Over Spring Break last week, I had the chance to vacation in the luxiourious splendor of the greater San Antonio area. It was a true week of pampering. Minus the small, tiny detail that I was sharing my vacation with 12 children ages 1-16. No big d for this socialite, I've always preferred the kinds of vacations where you need to ask, "What is your discount price for children under 10, we have 6 of them?" Nothing like choosing restaurants based on how noisy they are, or spending a rainy afternoon in a spore-infested jump castle. Ah, the sweet life.
I will admit that toting along children has some serious benefits for those of us a little nostalgic for our adolescence. Looks like the only movie we can see that's appropriate for all ages is, "Hannah Montana: The Movie." Bummer. But not really (guilty smile), because if I could go back in time to any age, it would most likely be 14. Back when waiting for Seventeen Magazine to arrive in the mail seemed "so adult." On this trip, we got to eat at multiple restaurants whose specialty is the cheeseburger, go on a rather elaborate Easter Egg Hunt, eat candy from all 12 children's Easter baskets, and hit up a theme park.
Hmm, theme parks. I'll admit that there is something about walking through those oversized entrance gates that fills the heart with excitement and wonderment. Yet, at the end of the day as you pass back through the same gate, you can barely muster up any feeling other than a headache and pure exhaustion. I'm not exactly sure how this happens, but I was saddened during last week's trip to Sea World: San Antonio when I came to the realization that rides make me sick. I couldn't believe it. It's been coming on for some time. After a monumental trip to Lagoon last year, I pinpointed my illness to the mix of theme park roller coasters and carnival rides. But alas, after one jolt on the "Great White" last week, my head was spinning. What a disappointment. Turns out, all I could really enjoy were the animals. Alright.
The sea life at Sea World is pretty amazing. It was cute to watch my two-year old niece Bella see some of these creatures for the first time. During the whale show, she kept calling out "Whale," as if she was even surprise she could say it. However, during the whale show things took a turn for the weird. It was all fine and dandy as Summer, a Marine Biologist/amateur actress, dressed in an orca-striped wet suit, shared her story of living her dream to work with Killer Whales. Every 11-year-old girl in the audience was right there with her. Sadly, I found myself even more amazed by the trainer's ability to do swan dives off of Shamu's nose than Shamu coating the first 16 rows in salt water from a tail flip. But, it wasn't until the music turned to a slightly slower, and more Romantic Enya-esque tune that I now felt that I was watching a love scene between trainer and whale. Echoed by words on a projector telling us to "BELIEVE!" Believe in what exactly? That human and creature can share a life together in and out of the ocean? Frankly, I was confused.
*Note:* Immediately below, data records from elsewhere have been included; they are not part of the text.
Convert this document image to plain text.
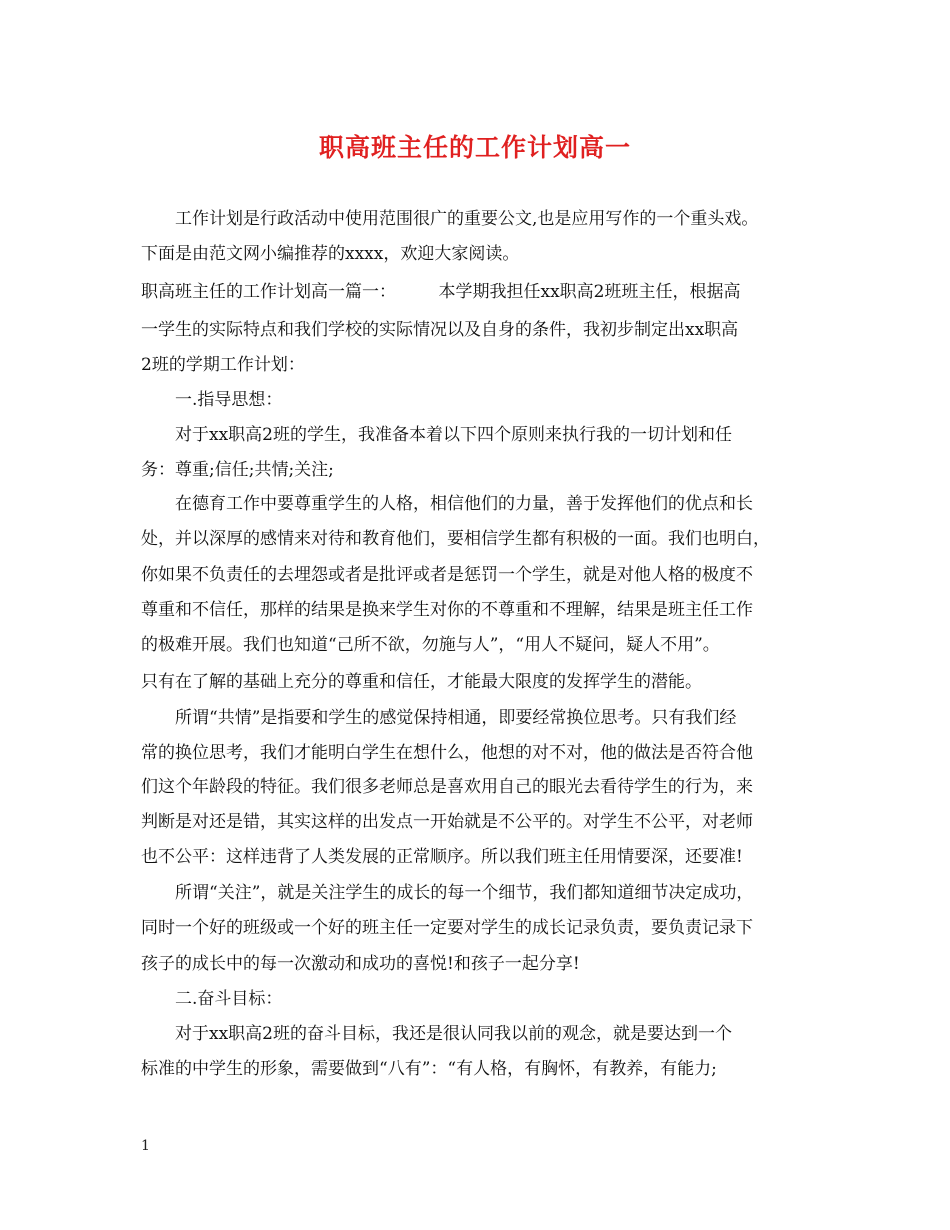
职高班主任的工作计划高一
工作计划是行政活动中使用范围很广的重要公文,也是应用写作的一个重头戏。
下面是由范文网小编推荐的xxxx，欢迎大家阅读。
职高班主任的工作计划高一篇一：　　　本学期我担任xx职高2班班主任，根据高
一学生的实际特点和我们学校的实际情况以及自身的条件，我初步制定出xx职高
2班的学期工作计划：
一.指导思想：
对于xx职高2班的学生，我准备本着以下四个原则来执行我的一切计划和任
务：尊重;信任;共情;关注;
在德育工作中要尊重学生的人格，相信他们的力量，善于发挥他们的优点和长
处，并以深厚的感情来对待和教育他们，要相信学生都有积极的一面。我们也明白，
你如果不负责任的去埋怨或者是批评或者是惩罚一个学生，就是对他人格的极度不
尊重和不信任，那样的结果是换来学生对你的不尊重和不理解，结果是班主任工作
的极难开展。我们也知道“己所不欲，勿施与人”，“用人不疑问，疑人不用”。
只有在了解的基础上充分的尊重和信任，才能最大限度的发挥学生的潜能。
所谓“共情”是指要和学生的感觉保持相通，即要经常换位思考。只有我们经
常的换位思考，我们才能明白学生在想什么，他想的对不对，他的做法是否符合他
们这个年龄段的特征。我们很多老师总是喜欢用自己的眼光去看待学生的行为，来
判断是对还是错，其实这样的出发点一开始就是不公平的。对学生不公平，对老师
也不公平：这样违背了人类发展的正常顺序。所以我们班主任用情要深，还要准!
所谓“关注”，就是关注学生的成长的每一个细节，我们都知道细节决定成功，
同时一个好的班级或一个好的班主任一定要对学生的成长记录负责，要负责记录下
孩子的成长中的每一次激动和成功的喜悦!和孩子一起分享!
二.奋斗目标：
对于xx职高2班的奋斗目标，我还是很认同我以前的观念，就是要达到一个
标准的中学生的形象，需要做到“八有”：“有人格，有胸怀，有教养，有能力;
1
All in all, it was a great trip. However, as I returned back home to my childless existence, I wasn't thinking that the singularity of my singleness was such a sad story. Sorry marrieds.
6 Response to Vay-cay
Believe is a confusing theme. I was thinking the same thing in Florida a year ago. It's not like the whale is Santa Clause right?! As far as coming home and being relieved that you're single and away from the kids. I'm telling Luke.
P.S. I've been meaning to have Luke write you a thank you card for the sweet stack of books you gave him, but my big fat pregnant behind hasn't done it. They are his favorite thing at bedtime right now. You're the best!
hey Chelsey, just found your blog. Yeah, I realized I was getting old when I no longer wanted to spin the tea cups at Disneyland for fear of losing my lunch!
Chelsey- I had a similar experience a couple of weeks ago at Disneyworld, with my 5 nieces and nephews. Although I didn't get to experience human/orca relations in an odd way...I did realize that rides now make me sick and being single isn't bad at all! The joy of silence! :)
amusement park rides make you sick now? what's next- classic skating will give you vertigo? you'll be too mature for laser tagging? blisters from nickelcade? please chels- next thing i know you'll be choosing a boring movie with a boy over a dance party at liz's cabin. not okay.
busting moves with a bunch of other single girls at wedding reception dance parties with no male prospects around is where we belong.
I have to admit I enjoyed the Hannah Montana movie as well! What has my life turned into? We do owe Courtney a great deal of gratitude for letting us find shelter under her sweater from the wave of water at the Believe show! Where was that shelter though on the boat when the tsunami hit me??
oh my. vacations with the kids are fun but...let's face it, it's exhausting and at times miserable. oh and as for theme parks, a few years ago me, michelley & todd bailed from the family and went to knott's berry farm. we all kept blacking out until we were reduced to simply watching teen couples enjoy their pda on rides we dominated as kids. the sorrows of growing up.